Jaitley realises this conundrum. In March 2015, he said that he didn’t expect the private sector to quickly fund infrastructure projects. “This is the first responsibility of the government particularly when you are trying to get out of a slowdown phase, we are quite conscious of that,” he had said. In Budget 2015, he aimed to raise Rs 80,000 crore from cess on roads and railways to finance large projects.
While cess and taxes can be used to invest in a few projects, they are not enough. The only sustainable manner to hike public funding is for the government to increase its revenues, not through additional taxes but due to higher growth rate. A classic Catch 22 scenario!

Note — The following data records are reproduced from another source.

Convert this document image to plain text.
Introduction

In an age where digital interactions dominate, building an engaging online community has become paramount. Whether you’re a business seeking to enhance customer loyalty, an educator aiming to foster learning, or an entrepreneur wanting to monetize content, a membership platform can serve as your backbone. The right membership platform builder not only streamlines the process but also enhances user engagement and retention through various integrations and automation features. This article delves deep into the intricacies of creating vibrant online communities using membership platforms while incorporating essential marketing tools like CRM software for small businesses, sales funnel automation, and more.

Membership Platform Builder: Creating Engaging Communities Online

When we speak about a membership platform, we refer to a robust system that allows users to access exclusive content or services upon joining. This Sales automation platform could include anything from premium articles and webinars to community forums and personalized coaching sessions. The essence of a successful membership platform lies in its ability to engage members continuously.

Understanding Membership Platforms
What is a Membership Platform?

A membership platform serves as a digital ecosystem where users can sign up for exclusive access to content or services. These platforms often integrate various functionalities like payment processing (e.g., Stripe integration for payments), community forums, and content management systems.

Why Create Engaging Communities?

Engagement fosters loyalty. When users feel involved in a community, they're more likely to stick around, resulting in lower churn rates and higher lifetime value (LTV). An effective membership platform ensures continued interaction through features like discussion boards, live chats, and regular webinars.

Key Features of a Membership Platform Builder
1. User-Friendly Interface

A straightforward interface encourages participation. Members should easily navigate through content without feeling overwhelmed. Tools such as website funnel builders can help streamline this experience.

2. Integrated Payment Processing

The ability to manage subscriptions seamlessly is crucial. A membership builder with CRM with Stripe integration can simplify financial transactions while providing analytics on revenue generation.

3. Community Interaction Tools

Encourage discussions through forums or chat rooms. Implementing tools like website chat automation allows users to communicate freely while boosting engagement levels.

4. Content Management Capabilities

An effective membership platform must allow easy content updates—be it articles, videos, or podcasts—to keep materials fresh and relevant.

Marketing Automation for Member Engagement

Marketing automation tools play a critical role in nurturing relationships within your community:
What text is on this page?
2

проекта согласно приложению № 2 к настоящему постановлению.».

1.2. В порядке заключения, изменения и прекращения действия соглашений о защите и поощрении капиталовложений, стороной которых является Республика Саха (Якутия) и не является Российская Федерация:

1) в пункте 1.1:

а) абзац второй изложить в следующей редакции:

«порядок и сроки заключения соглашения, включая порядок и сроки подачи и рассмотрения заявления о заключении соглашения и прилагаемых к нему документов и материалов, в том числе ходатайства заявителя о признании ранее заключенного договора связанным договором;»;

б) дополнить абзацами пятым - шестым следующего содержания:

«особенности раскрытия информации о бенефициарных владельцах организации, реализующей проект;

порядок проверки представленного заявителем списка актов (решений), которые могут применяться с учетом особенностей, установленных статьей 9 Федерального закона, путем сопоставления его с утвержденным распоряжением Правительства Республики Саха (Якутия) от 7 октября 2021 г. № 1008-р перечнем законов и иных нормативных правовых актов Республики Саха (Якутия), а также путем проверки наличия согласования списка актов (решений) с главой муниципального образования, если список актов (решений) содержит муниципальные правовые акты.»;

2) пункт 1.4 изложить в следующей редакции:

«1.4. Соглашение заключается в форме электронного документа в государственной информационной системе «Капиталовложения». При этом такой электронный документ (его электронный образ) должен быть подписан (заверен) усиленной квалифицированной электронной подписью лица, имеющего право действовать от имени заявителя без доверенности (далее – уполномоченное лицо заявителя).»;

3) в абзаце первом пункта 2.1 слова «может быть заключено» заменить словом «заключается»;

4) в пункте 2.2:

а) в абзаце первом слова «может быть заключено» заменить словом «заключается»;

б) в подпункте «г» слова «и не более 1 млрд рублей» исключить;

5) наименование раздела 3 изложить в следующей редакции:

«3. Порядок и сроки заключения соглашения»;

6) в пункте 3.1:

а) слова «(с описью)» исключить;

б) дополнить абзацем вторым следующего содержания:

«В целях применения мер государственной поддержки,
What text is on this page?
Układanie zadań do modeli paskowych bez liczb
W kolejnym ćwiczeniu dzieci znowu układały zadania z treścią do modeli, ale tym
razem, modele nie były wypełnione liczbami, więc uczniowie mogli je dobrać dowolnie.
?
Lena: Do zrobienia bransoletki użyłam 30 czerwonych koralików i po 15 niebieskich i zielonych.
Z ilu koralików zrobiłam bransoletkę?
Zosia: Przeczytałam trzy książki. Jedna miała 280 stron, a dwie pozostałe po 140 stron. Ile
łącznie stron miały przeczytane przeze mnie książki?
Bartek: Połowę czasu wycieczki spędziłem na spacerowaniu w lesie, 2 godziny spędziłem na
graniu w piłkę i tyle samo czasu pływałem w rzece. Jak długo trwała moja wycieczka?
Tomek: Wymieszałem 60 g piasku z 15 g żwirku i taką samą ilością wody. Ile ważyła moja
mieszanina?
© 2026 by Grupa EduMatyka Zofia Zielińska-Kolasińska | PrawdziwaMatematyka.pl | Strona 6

Another way to up the government spending is through a higher fiscal deficit, i.e. for the government to spend more than what it earns. This is something Jaitley cannot do beyond a point for two reasons. One, he can’t risk a negative reaction from the global rating agencies and, two he has promised that he wants to manage the deficit within his estimates.
There is another headache for the finance minister. The actual fiscal deficit in 2015-'16 may anyway exceed his estimates unless he raises huge sums through disinvestment. The disinvestment target in 2015-'16 is almost Rs 70,000 crore. Until now, only two disinvestments have happened. Given the current turmoil in stock markets, the process may witness a delay. Any shortfall on this count will impact the deficit figures, and impede public spending.
Clearly, unless growth takes off and revenues zoom, and the disinvestment process stays on course, Jaitley has little leeway to increase the overall expenditure. If growth doesn’t happen, even an increase in expenditure of a few thousand crore of rupees can wreak havoc with his deficit plans. This is why the finance minister is likely to delay OROP, or implement it in a diluted form or in a phased manner to reduce the outgo this year.